Children's baseball tournament

The West Region is one of ten United States regions that currently send teams to the Little League World Series, the largest youth baseball competition in the world. The region's participation in the LLWS dates back to 1957, when it was known as the West Region. However, when the LLWS was expanded in 2001 from eight teams (four U.S. teams and four "International" teams from the rest of the world) to 16 teams (eight U.S. and eight International), the former West Region was split into the Northwest Region and a new West Region. The West Region headquarters is in San Bernardino, California.

The West Region is made up of four districts in three states.
- Arizona
- California (Split into "Northern" and "Southern")
- Hawaii

Wyoming was a member of the region from 2002 to 2006. During that time, Hawaii was in the Northwest Region. New Mexico was a part of the region in 2001, but was put in the Southwest Region the following year.

Following the 2021 LLWS, Utah and Nevada has been moved to a newly created Mountain Region. The latter region is one of the two new U.S. regions to be created as part of a planned expansion of the LLWS from 16 to 20 teams.
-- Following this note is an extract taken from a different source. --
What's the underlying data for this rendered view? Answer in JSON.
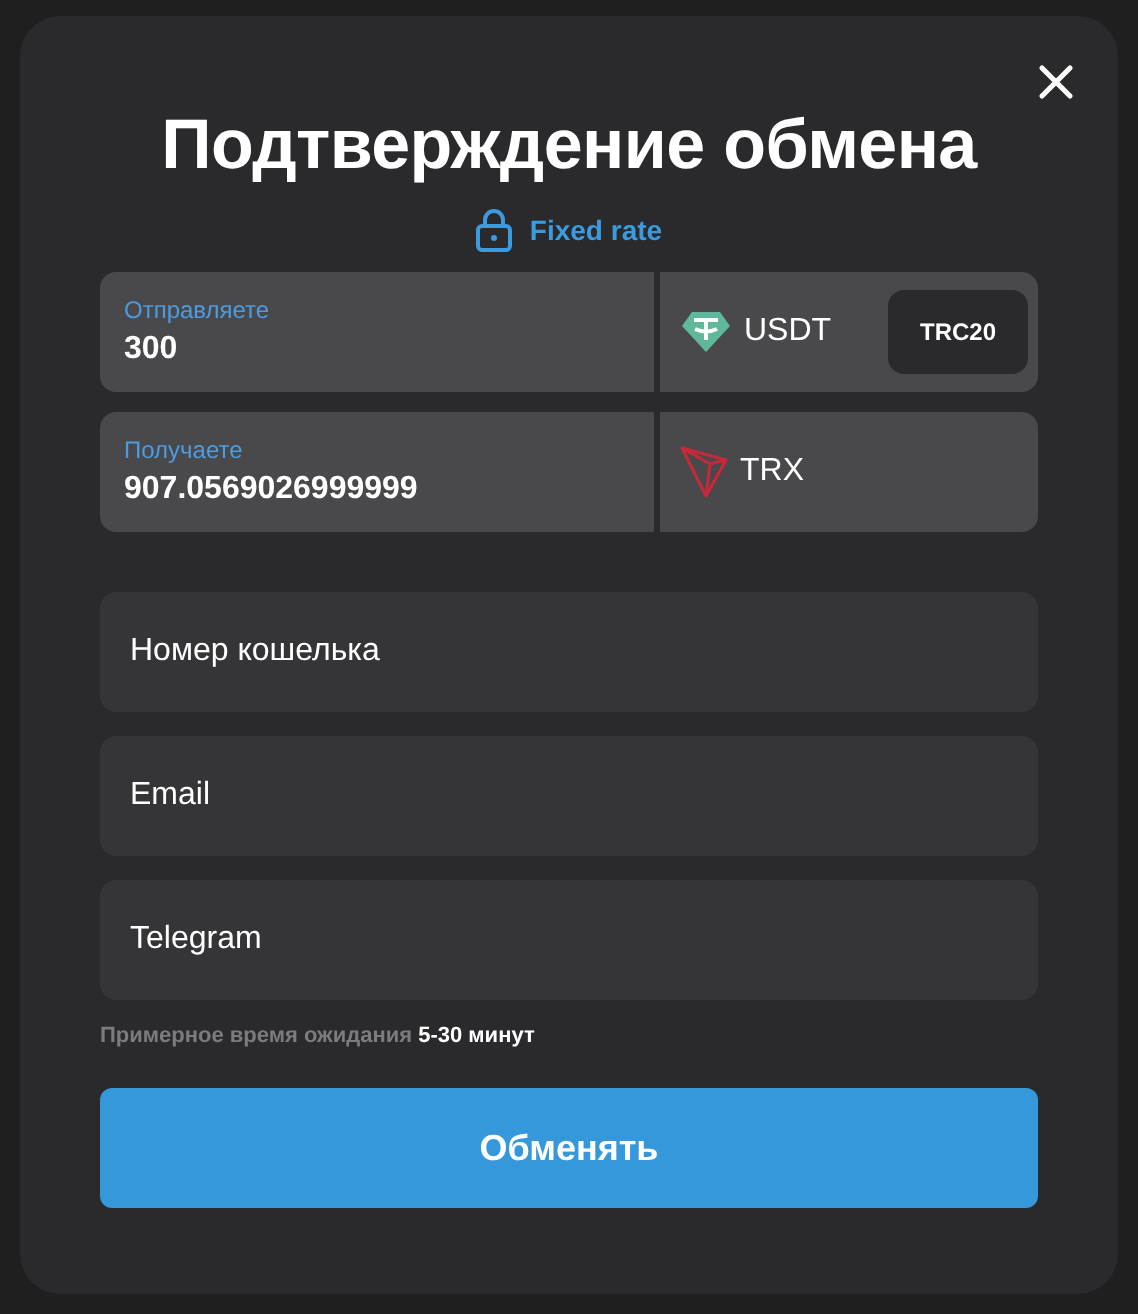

This expansion was originally scheduled to occur for 2021, but was delayed to 2022 due to the COVID-19 pandemic.

==Regional championship==
The list below lists each state's participant in the Little League West Region Tournament. That year's winner is indicated in green.

===2001===

| Year | Arizona Arizona | California Northern California | California Southern California | Hawaii Hawaii | Nevada Nevada | New Mexico New Mexico | Utah Utah |
|---|---|---|---|---|---|---|---|
| 2001 | San Xavier LL Tucson | Los Gatos LL Los Gatos | Oceanside American LL Oceanside | ʻEwa Beach LL ʻEwa Beach | Green Valley LL Henderson | Eastdale LL Albuquerque | Taylorsville LL Taylorsville |

===2002–2005===
In 2002, some Little League regions were realigned. This resulted in Wyoming joining the West Region, Hawaii moving to the Northwest Region, and New Mexico becoming part of the Southwest Region.
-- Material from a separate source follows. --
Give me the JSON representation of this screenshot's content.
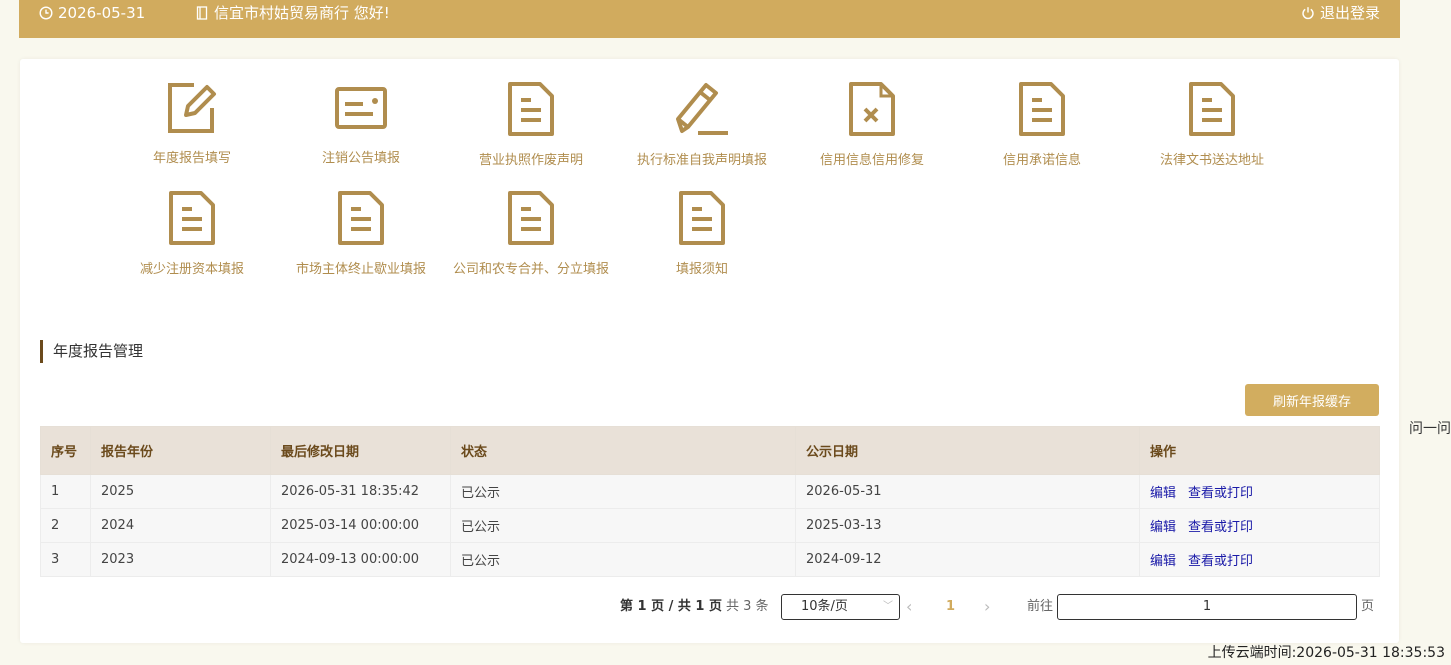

| Year | Arizona Arizona | California Northern California | California Southern California | Nevada Nevada | Utah Utah | Wyoming Wyoming |
|---|---|---|---|---|---|---|
| 2002 | Arrowhead LL Glendale | Aptos LL Aptos | West Anaheim LL Anaheim | Peccole LL Las Vegas | Taylorsville LL Taylorsville | Laramie LL Laramie |
| 2003 | Chandler National LL Chandler | Lakeside LL Granite Bay | Vineyard LL Rancho Cucamonga | Green Valley LL Henderson | No representative^{[a]} | Laramie LL Laramie |
| 2004 | Deer Valley LL Glendale | Visalia National LL Visalia | Conejo Valley East LL Thousand Oaks | Green Valley LL Henderson | Taylorsville LL Taylorsville | Gillette LL Gillette |
| 2005 | Chandler National LL Chandler | Tracy National LL Tracy | Rancho Buena Vista LL Vista | Peccole LL Las Vegas | Snow Canyon LL Santa Clara | Gillette LL Gillette |

- Before the start of the regional tournament, Utah's state champions were disqualified for participating in a non-sanctioned tournament prior to the start of the state tournament. The state's runner-up, who had lost the championship game by forfeit, were awarded the title. However, they would also be disqualified later for the same reason. Little League officials, after failing to find another replacement team on such short notice, decided the regional tournament would have to take place without a team from Utah.

===2006–2021===
In 2006, Hawaii returned to compete in the West Region, while Wyoming was moved to the Northwest Region.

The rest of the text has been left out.